第四章:非法制裁 ― Death Sentence ―

静岡県富士宮市 二〇一X年八月二〇日近く

 一九〇㎝を超えるあいつと、一六〇㎝台前半のおいら、そして小学1年生ぐらいの女の子。見事なまでの凸凹トリオだ。

 富士宮市の……おそらく中心部……市役所の近辺には、いくつものテントが並んでいる。

 日本政府そのものが、まだ無事か不明な中、地方自治体や一般市民が自発的に災害対策本部・司令部のようなものを作っていた。しかし、もちろん、手慣れているようにも見えず、人手も足りていない。そもそも、何をすべきか、こんな場合、どうするのが教科書通りで、何をしてはいけないかさえ判っていないようだった。

 もちろん、俺達も他人ひとの事をとやかく言えた義理では無い。全てが手探り状態のまま、1つでも多く救える命を救い、1人でも多く助けられる人を助ける……。それが、今、俺達がやっている事だ。

「よう……」

 そう声をかけたのは、この辺りで活動している「同業」だった。

「そっちは……大丈夫か……」

「子供は無事だが……カミさんが死んじまった……。俺の親とも、カミさんの親とも連絡が取れない」

「余計な事だが……その子……お前の子供か?」

 そいつの横には……俺達が連れてる女の子と同じ位の齢の女の子が居た。

「いや……俺が救助した子だ……。一応、この子の名前と、親の名前が判ってる……。どうも、東京に『おばさん』だか『おねえちゃん』だが居るらしいが……」

「東京も、ほぼ壊滅だ」

 九州から、こちらに救助活動に来た仲間の1人、コードネーム「水天ヴァルナ」は、横浜に居る兄一家の安否を確かめるべく、俺達と共に居る子供を見付けた後は、別行動をする事になった。

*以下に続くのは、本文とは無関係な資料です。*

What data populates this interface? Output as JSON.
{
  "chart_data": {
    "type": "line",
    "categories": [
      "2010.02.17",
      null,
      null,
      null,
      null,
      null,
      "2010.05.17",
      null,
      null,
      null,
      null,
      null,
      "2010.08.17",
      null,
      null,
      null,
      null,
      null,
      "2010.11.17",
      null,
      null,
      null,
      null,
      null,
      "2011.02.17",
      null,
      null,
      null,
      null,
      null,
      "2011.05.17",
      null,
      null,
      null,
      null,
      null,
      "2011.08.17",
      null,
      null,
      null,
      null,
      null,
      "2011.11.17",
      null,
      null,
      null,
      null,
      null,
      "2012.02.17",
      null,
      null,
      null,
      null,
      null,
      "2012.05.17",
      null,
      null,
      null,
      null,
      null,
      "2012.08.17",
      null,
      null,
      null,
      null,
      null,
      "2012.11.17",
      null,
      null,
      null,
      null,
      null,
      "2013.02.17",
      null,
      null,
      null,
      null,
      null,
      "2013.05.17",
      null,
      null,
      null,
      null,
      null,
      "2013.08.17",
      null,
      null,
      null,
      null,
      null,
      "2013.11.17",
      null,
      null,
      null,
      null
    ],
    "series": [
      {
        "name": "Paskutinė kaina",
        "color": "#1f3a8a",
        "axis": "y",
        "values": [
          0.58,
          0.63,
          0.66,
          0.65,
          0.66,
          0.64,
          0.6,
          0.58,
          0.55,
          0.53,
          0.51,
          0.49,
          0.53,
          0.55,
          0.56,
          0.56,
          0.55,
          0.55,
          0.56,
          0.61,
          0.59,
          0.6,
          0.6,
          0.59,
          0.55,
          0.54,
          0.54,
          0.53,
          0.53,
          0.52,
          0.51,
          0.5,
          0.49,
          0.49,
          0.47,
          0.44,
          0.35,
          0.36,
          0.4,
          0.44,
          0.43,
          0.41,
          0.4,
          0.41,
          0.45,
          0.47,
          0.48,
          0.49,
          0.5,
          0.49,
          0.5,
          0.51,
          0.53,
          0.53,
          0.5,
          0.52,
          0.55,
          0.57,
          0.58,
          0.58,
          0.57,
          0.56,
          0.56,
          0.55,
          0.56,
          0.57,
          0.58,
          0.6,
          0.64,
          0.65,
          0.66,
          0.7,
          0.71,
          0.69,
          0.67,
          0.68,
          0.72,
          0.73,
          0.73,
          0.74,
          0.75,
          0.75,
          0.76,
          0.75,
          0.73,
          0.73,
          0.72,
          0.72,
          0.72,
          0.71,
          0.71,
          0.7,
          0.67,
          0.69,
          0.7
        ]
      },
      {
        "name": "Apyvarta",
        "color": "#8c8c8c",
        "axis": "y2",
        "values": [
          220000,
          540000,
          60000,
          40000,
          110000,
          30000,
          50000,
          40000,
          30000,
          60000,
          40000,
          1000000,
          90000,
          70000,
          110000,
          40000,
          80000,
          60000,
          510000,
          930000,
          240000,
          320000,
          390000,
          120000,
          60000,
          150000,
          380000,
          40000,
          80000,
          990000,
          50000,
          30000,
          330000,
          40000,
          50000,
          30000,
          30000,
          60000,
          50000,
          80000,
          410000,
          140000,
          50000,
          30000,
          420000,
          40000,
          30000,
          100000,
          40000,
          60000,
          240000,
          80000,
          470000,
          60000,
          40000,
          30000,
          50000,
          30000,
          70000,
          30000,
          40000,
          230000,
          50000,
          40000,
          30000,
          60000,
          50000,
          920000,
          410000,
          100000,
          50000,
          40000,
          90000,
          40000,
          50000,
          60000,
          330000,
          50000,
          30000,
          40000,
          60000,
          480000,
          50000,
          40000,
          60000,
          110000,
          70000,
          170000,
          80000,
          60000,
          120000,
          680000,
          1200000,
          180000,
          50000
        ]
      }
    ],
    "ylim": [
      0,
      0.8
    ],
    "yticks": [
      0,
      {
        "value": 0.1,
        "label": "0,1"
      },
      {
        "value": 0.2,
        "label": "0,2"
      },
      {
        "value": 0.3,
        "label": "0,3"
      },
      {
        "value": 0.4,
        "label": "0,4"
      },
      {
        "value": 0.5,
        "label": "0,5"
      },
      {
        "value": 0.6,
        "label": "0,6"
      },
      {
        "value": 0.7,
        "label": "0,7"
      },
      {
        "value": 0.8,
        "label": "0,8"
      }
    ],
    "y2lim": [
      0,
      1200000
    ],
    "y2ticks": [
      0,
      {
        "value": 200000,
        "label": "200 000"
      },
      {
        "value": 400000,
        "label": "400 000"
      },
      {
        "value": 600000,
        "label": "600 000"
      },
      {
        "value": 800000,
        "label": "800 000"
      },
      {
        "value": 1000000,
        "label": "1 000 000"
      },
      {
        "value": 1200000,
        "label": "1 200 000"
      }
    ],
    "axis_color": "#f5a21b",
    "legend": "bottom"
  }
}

「先に言っておくが……すまん……この騒ぎが一段落したら……組織ネットワークから抜ける」

 こちらの「同業」が、そう言い出した。

「どうした?」

「顔と名前が一般人にバレた。もう、この稼業を続ける訳にはいかない」

「そうか……まぁ、いい。ここで、少し、休めるか?」

「ああ……」


「どうしたんだ、その頭……?」

「坊主になった……」

 俺の連れがそう答える。

「この齢で、坊主の修行を始めようとしたが……ウチの宗派の総本山も、こんな状況では無事では済みそうにないな……」

「坊主って、どうして?」

「一〇年近く……ずっと考えていた。この稼業に必要はモノは何かをな……」

「それで坊主か? 意味が判らん」

「悪人を殺すなら……殺し屋でも出来る。人を助けるなら……他の手段も有る……。俺達は……宗教家みたいなモノじゃないかと思うようになってな」

「はぁ?」

「いざと云う時に……他人の命や幸せの為に、自分の大事なものを捨てる決断をする。俺に、それが出来ないなら……俺がこの稼業を続ける意味は無いような気がしてきてな」

「それで坊主か……」

「あと……相談だが……しばらく、あの子を預かってもらえないか?」

 俺達が連れて来た女の子は、もう1人の子と遊んでいた。

「判った。それ位なら……」

「いずれ……児童擁護施設を作るつもりだ……。その内に、そこに引き取る」

「ところでよぉ……」

 俺は、ふと口を挟んだ。

「この稼業から足を洗うんだったら……本名ぐらい教えてもらえねぇか?」

 俺達の組織ネットワークでは、他のチームのヤツの個人情報を知るのは御法度だった。


 それから、ヤツ……石川智志さとしと、ヤツの家族、そして俺達がヤツに預けた女の子は……「関東難民」の避難場所として作られた、1つ目の「Neo Tokyo」に移り住んだ。

 しかし、それからすぐ、俺達と石川智志さとしは、事実上、袂を分かつ事になった。

 ヤツは、1つ目の「Neo Tokyo」の通称「秋葉原」地区で、よりにもよって顔と名前を晒して「ヒーロー」活動を始めた。逆に、同じ「ヒーロー」稼業であっても、顔や名前を隠し活動している俺達とヤツが下手に接触する事は……俺達の身を危うくする事に繋がる。

 そして、その女の子は……ヤツ……石川智志さとし……が親代わりに育てる事になったが……。しかし、ヤツは5年後、「自警団」同士の抗争で、あっさり死んでしまった。